How would you interpret the plot above?

Solution

# Surprisingly, there's no clear relationship between protein abundance and variance

Solution end

Despite the lack of a strong relationship between protein abundance and variance, we will continue with limma regardless, since it will still increase the effective degrees of freedom with which the gene-wise variances are estimated. In this case, the variances will be shrunk towards a similar value, regardless of the mean protein abundance.

We can extract a results table like so

# use colnames(limma_fit$coefficients) to identify the coefficient names
limma_results <- topTable(limma_fit, n=Inf, coef='conditionRNase_pos')

Below, we summarise the number of proteins with statistically different abundance in CL vs NC and plot a 'volcano' plot to visualise this.

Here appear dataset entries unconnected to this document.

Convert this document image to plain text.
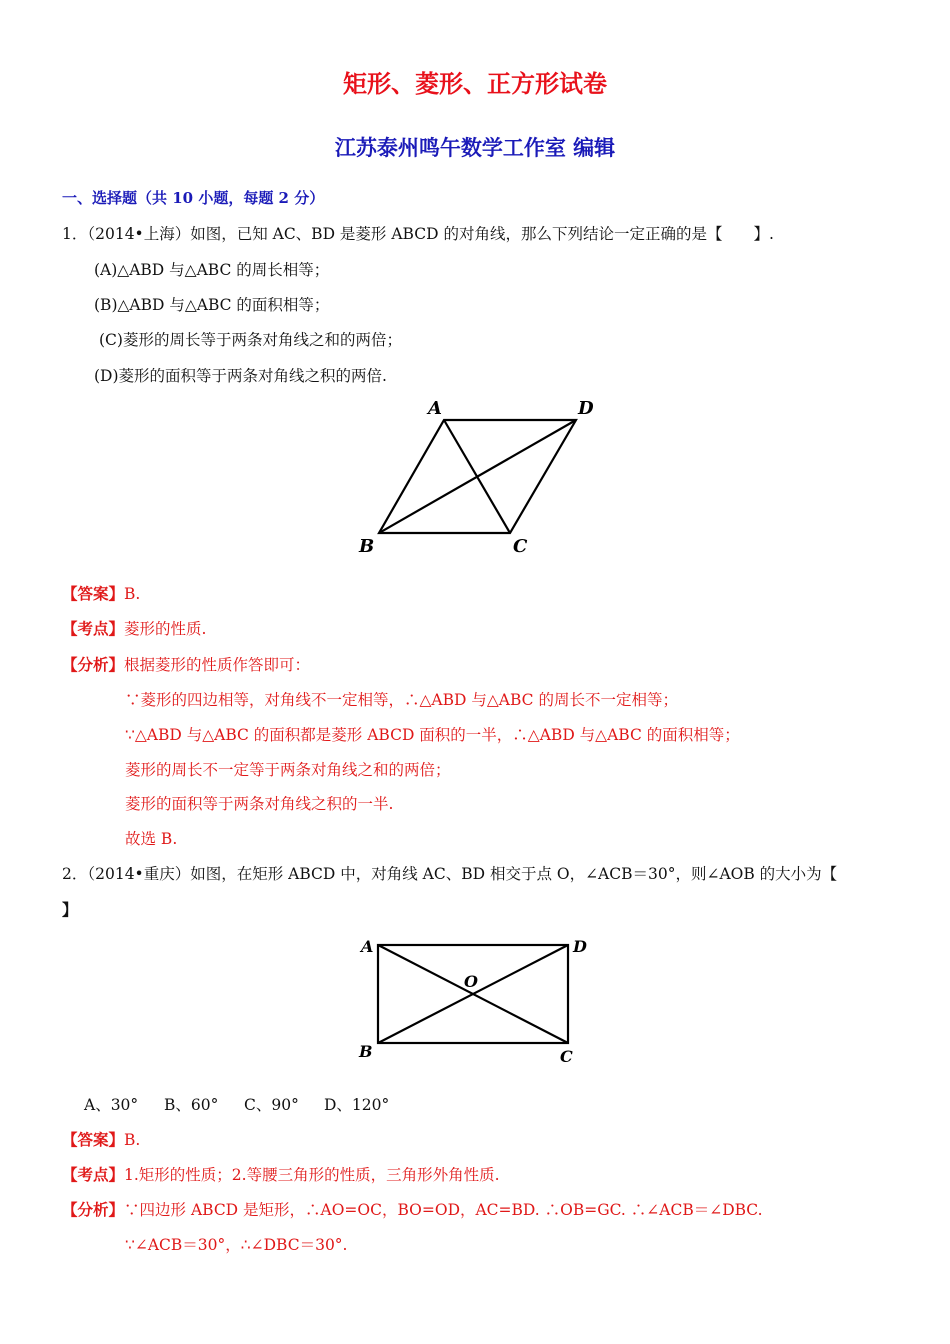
矩形、菱形、正方形试卷
江苏泰州鸣午数学工作室 编辑
一、选择题（共 10 小题，每题 2 分）
1．（2014•上海）如图，已知 AC、BD 是菱形 ABCD 的对角线，那么下列结论一定正确的是【　　】.
(A)△ABD 与△ABC 的周长相等；
(B)△ABD 与△ABC 的面积相等；
(C)菱形的周长等于两条对角线之和的两倍；
(D)菱形的面积等于两条对角线之积的两倍.
A	D
B	C
【答案】B.
【考点】菱形的性质.
【分析】根据菱形的性质作答即可：
∵菱形的四边相等，对角线不一定相等，∴△ABD 与△ABC 的周长不一定相等；
∵△ABD 与△ABC 的面积都是菱形 ABCD 面积的一半，∴△ABD 与△ABC 的面积相等；
菱形的周长不一定等于两条对角线之和的两倍；
菱形的面积等于两条对角线之积的一半.
故选 B.
2．（2014•重庆）如图，在矩形 ABCD 中，对角线 AC、BD 相交于点 O，∠ACB＝30°，则∠AOB 的大小为【
】
A	D
B	C
O
A、30° B、60° C、90° D、120°
【答案】B.
【考点】1.矩形的性质；2.等腰三角形的性质，三角形外角性质.
【分析】∵四边形 ABCD 是矩形，∴AO=OC，BO=OD，AC=BD. ∴OB=GC. ∴∠ACB＝∠DBC.
∵∠ACB＝30°，∴∠DBC＝30°.
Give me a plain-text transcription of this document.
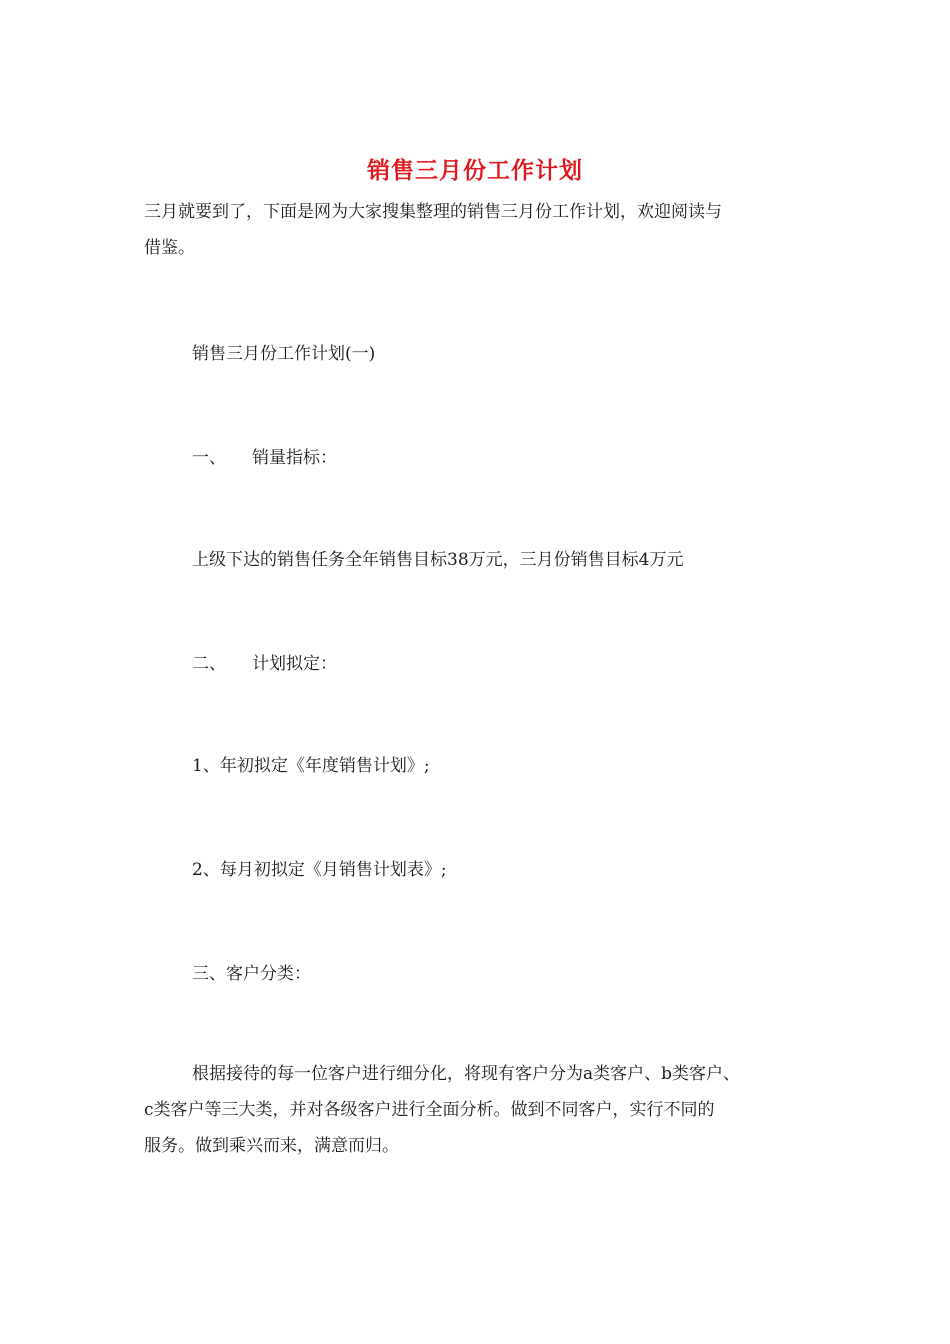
销售三月份工作计划
三月就要到了，下面是网为大家搜集整理的销售三月份工作计划，欢迎阅读与
借鉴。
销售三月份工作计划(一)
一、 销量指标：
上级下达的销售任务全年销售目标38万元，三月份销售目标4万元
二、 计划拟定：
1、年初拟定《年度销售计划》;
2、每月初拟定《月销售计划表》;
三、客户分类：
根据接待的每一位客户进行细分化，将现有客户分为a类客户、b类客户、
c类客户等三大类，并对各级客户进行全面分析。做到不同客户，实行不同的
服务。做到乘兴而来，满意而归。
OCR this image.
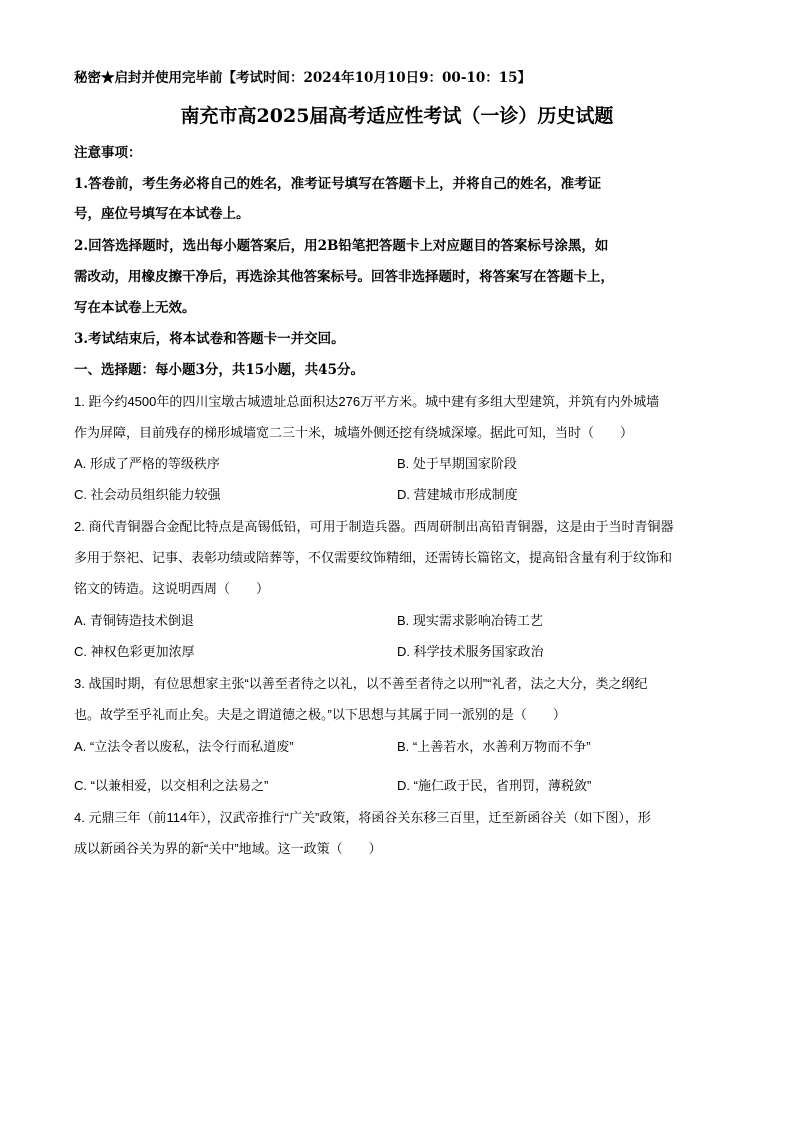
秘密★启封并使用完毕前【考试时间：2024年10月10日9：00-10：15】
南充市高2025届高考适应性考试（一诊）历史试题
注意事项：
1.答卷前，考生务必将自己的姓名，准考证号填写在答题卡上，并将自己的姓名，准考证
号，座位号填写在本试卷上。
2.回答选择题时，选出每小题答案后，用2B铅笔把答题卡上对应题目的答案标号涂黑，如
需改动，用橡皮擦干净后，再选涂其他答案标号。回答非选择题时，将答案写在答题卡上，
写在本试卷上无效。
3.考试结束后，将本试卷和答题卡一并交回。
一、选择题：每小题3分，共15小题，共45分。
1. 距今约4500年的四川宝墩古城遗址总面积达276万平方米。城中建有多组大型建筑，并筑有内外城墙
作为屏障，目前残存的梯形城墙宽二三十米，城墙外侧还挖有绕城深壕。据此可知，当时（　　）
A. 形成了严格的等级秩序	B. 处于早期国家阶段
C. 社会动员组织能力较强	D. 营建城市形成制度
2. 商代青铜器合金配比特点是高锡低铅，可用于制造兵器。西周研制出高铅青铜器，这是由于当时青铜器
多用于祭祀、记事、表彰功绩或陪葬等，不仅需要纹饰精细，还需铸长篇铭文，提高铅含量有利于纹饰和
铭文的铸造。这说明西周（　　）
A. 青铜铸造技术倒退	B. 现实需求影响冶铸工艺
C. 神权色彩更加浓厚	D. 科学技术服务国家政治
3. 战国时期，有位思想家主张“以善至者待之以礼，以不善至者待之以刑”“礼者，法之大分，类之纲纪
也。故学至乎礼而止矣。夫是之谓道德之极。”以下思想与其属于同一派别的是（　　）
A. “立法令者以废私，法令行而私道废”	B. “上善若水，水善利万物而不争”
C. “以兼相爱，以交相利之法易之”	D. “施仁政于民，省刑罚，薄税敛”
4. 元鼎三年（前114年），汉武帝推行“广关”政策，将函谷关东移三百里，迁至新函谷关（如下图），形
成以新函谷关为界的新“关中”地域。这一政策（　　）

table(limma_results$adj.P.Val<0.01)


limma_results %>%
  ggplot(aes(x = logFC, y = -log10(adj.P.Val), colour = adj.P.Val < 0.01)) +
  geom_point() +
  theme_camprot(border=FALSE, base_size=15) +
  scale_colour_manual(values = c('grey', get_cat_palette(2)[2]), name = 'RNase +/- Sig.') +
  labs(x = 'RNase +/- (Log2)', y = '-log10(p-value)')

Discussion 2

Given the experimental design, would you expect proteins to have signficant changes in both directions?

How would you interpret the fold changes identified with respect to the absolute protein abundances?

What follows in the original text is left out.